Weekly The Generation, Year 1, Issue 15
December 12, 2023
Hunger was worsening among Palestinians in the besieged Gaza strip, aid agencies said, as the United Nations General Assembly prepared to vote on Tuesday on an immediate humanitarian ceasefire in the two-month-old conflict between Israel and Hamas.
Hundreds more civilians have died in Israel’s assault on Gaza since the US on Friday vetoed a Security Council resolution calling for a ceasefire.
Most of Gaza’s 2.3 million people have been driven from their homes and residents say it is impossible to find refuge or food in the densely populated coastal enclave.
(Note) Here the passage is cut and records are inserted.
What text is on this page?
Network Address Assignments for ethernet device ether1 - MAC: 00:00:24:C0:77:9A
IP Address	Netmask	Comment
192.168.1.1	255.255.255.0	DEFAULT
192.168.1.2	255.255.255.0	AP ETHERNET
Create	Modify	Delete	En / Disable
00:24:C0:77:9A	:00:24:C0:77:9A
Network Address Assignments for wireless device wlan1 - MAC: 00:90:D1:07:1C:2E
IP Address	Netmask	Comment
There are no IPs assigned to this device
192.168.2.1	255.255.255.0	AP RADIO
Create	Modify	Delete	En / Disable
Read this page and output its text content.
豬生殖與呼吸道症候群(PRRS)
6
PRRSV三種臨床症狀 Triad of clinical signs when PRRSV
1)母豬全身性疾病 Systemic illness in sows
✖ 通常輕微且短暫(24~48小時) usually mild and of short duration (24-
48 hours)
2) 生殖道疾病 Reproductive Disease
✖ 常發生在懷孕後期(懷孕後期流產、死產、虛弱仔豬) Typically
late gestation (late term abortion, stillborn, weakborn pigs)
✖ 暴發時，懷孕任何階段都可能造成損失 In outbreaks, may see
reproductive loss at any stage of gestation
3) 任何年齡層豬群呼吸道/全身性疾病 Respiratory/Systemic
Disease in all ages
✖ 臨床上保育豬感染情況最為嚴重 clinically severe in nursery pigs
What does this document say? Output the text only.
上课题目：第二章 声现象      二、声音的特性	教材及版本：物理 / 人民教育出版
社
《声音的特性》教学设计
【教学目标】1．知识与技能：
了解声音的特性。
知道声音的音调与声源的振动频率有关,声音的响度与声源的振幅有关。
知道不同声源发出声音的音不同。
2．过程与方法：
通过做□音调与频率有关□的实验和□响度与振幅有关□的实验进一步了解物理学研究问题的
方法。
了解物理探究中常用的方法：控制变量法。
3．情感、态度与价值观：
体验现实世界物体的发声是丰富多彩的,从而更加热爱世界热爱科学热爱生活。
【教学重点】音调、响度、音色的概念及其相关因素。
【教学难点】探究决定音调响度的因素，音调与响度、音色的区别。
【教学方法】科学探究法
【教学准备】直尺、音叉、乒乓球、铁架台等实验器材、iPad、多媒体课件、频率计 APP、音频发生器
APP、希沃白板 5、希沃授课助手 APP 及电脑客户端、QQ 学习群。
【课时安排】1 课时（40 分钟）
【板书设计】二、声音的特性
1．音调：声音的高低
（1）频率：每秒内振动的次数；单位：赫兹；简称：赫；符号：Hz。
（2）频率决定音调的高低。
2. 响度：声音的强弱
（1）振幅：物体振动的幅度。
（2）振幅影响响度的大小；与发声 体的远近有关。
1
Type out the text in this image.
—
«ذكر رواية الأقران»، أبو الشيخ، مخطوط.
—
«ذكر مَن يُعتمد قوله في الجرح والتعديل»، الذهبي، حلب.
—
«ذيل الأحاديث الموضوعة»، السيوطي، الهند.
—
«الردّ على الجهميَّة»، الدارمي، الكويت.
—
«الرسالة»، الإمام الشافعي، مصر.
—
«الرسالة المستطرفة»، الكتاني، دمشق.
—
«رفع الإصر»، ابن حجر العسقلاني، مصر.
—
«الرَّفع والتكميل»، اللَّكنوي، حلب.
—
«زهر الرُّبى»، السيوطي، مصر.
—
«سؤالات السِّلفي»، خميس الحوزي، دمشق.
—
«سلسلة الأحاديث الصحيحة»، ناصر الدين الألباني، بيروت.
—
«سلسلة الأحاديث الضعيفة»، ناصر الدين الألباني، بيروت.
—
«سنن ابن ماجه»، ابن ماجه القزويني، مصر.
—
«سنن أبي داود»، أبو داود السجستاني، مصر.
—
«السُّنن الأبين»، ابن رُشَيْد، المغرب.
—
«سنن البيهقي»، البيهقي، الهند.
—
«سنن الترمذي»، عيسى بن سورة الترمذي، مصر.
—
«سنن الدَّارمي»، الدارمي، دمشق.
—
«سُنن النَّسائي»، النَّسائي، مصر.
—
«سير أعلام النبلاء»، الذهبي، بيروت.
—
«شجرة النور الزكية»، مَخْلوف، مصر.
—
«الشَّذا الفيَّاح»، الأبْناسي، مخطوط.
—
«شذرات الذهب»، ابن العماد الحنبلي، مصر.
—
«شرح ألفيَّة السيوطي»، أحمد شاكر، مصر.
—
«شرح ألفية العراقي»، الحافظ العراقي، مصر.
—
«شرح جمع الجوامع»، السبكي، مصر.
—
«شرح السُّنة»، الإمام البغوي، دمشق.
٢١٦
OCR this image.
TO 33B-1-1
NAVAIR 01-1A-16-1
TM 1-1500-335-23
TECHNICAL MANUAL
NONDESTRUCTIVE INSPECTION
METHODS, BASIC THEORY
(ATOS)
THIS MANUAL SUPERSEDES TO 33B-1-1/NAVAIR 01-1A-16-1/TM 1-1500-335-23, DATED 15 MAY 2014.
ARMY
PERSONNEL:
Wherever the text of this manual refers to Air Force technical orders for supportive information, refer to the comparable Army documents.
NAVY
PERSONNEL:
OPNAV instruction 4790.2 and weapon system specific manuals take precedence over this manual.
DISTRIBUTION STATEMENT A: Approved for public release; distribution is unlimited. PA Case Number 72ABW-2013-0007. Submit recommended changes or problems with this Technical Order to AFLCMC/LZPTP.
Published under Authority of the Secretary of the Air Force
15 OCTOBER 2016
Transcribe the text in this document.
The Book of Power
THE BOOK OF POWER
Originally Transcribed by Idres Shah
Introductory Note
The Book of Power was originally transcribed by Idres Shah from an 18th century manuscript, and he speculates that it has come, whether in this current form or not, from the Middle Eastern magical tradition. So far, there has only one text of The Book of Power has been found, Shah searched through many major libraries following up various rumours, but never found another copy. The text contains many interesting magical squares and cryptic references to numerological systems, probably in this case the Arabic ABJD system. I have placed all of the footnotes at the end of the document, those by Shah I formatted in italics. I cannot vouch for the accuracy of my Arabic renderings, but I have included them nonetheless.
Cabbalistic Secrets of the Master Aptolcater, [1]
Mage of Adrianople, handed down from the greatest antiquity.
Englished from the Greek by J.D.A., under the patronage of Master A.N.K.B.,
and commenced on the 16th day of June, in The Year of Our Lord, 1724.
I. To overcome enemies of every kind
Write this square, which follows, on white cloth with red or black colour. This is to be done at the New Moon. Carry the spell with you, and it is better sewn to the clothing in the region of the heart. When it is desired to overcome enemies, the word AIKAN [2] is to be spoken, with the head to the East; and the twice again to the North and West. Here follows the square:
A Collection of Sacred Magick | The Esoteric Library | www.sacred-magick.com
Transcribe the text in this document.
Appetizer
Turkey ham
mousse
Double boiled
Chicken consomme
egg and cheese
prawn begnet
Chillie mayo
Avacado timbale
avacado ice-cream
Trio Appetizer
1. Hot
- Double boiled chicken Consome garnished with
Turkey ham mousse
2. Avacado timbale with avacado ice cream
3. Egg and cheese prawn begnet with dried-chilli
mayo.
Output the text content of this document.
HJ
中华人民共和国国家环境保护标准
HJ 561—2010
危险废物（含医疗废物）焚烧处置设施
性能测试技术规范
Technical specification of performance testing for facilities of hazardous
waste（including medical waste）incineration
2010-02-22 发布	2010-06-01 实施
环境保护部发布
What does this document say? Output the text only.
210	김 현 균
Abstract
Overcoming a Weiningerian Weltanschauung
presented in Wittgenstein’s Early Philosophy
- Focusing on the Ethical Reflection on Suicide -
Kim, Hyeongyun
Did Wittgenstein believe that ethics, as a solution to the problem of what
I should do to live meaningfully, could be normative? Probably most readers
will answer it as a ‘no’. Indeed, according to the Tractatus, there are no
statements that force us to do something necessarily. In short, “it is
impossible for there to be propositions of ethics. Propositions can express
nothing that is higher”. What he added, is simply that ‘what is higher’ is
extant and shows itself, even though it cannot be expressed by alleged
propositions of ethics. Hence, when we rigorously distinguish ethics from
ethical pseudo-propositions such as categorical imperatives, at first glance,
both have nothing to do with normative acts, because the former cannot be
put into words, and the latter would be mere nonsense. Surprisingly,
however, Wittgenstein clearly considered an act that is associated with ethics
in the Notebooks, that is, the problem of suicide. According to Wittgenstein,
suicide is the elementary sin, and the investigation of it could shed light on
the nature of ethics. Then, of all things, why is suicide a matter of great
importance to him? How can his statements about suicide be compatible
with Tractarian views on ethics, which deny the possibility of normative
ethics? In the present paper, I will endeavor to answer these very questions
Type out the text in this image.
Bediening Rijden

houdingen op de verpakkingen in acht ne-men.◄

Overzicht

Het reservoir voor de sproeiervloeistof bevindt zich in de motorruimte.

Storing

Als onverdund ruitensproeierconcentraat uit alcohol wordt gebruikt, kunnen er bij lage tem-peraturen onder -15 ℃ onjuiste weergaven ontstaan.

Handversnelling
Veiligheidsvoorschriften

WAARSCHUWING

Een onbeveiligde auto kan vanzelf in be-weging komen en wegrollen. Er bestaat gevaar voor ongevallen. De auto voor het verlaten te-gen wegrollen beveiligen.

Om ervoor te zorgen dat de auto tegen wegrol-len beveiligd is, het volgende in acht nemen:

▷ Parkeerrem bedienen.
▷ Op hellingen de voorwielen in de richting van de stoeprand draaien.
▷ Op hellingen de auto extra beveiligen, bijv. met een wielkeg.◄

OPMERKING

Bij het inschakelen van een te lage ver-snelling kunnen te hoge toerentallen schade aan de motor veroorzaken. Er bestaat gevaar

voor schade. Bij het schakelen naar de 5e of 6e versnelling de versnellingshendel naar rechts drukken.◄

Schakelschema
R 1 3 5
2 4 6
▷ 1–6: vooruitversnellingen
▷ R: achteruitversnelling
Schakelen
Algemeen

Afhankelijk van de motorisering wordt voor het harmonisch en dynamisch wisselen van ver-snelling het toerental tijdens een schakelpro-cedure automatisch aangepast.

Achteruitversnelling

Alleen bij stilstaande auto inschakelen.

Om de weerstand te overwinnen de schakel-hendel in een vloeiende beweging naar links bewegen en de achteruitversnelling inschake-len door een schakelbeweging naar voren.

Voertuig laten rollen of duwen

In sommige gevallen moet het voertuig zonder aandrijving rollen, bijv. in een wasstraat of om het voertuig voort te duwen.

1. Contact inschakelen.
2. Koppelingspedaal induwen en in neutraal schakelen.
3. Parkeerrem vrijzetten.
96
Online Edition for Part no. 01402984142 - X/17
The UN World Food Programme has said half of the population is starving.
“Hunger stalks everyone,” UNRWA, the UN body responsible for Palestinian refugees, said on X.
Gazans said people forced to flee repeatedly were dying of hunger and cold as well as the bombardments, describing looting of aid trucks and sky-high prices.
Israel says its instructions to people to move are among measures it is taking to protect civilians as it tries to root out Hamas militants who killed 1,200 people and took 240 hostage in an October. 7 cross-border attack on Israel, according to Israeli tallies. About 100 hostages have since been freed.
Israel’s retaliatory assault has killed 18,205 people and wounded nearly 50,000, according to the Gaza health ministry.
The 193-member General Assembly is likely on Tuesday to pass a draft resolution that mirrors the language of one that was blocked by the United States in the 15-member Security Council last week.
General Assembly resolutions are not binding but carry political weight and reflect global views.
Some diplomats and observers predict the vote will garner greater support than the assembly’s October call for “an immediate, durable and sustained humanitarian truce.”
SCRUTINY ON US SUPPORT
The vote was due a day after 12 Security Council envoys visited the Egyptian side of the Rafah border crossing with Gaza, the only place where limited humanitarian aid and fuel have entered. The United States did not send a representative on the trip.
US President Joe Biden, who has weathered intense criticism for his support of Israel’s response to the October. 7 attacks, on Monday told a White House celebration for the Jewish holiday of Hannukah that his commitment to Israel is “unshakeable.”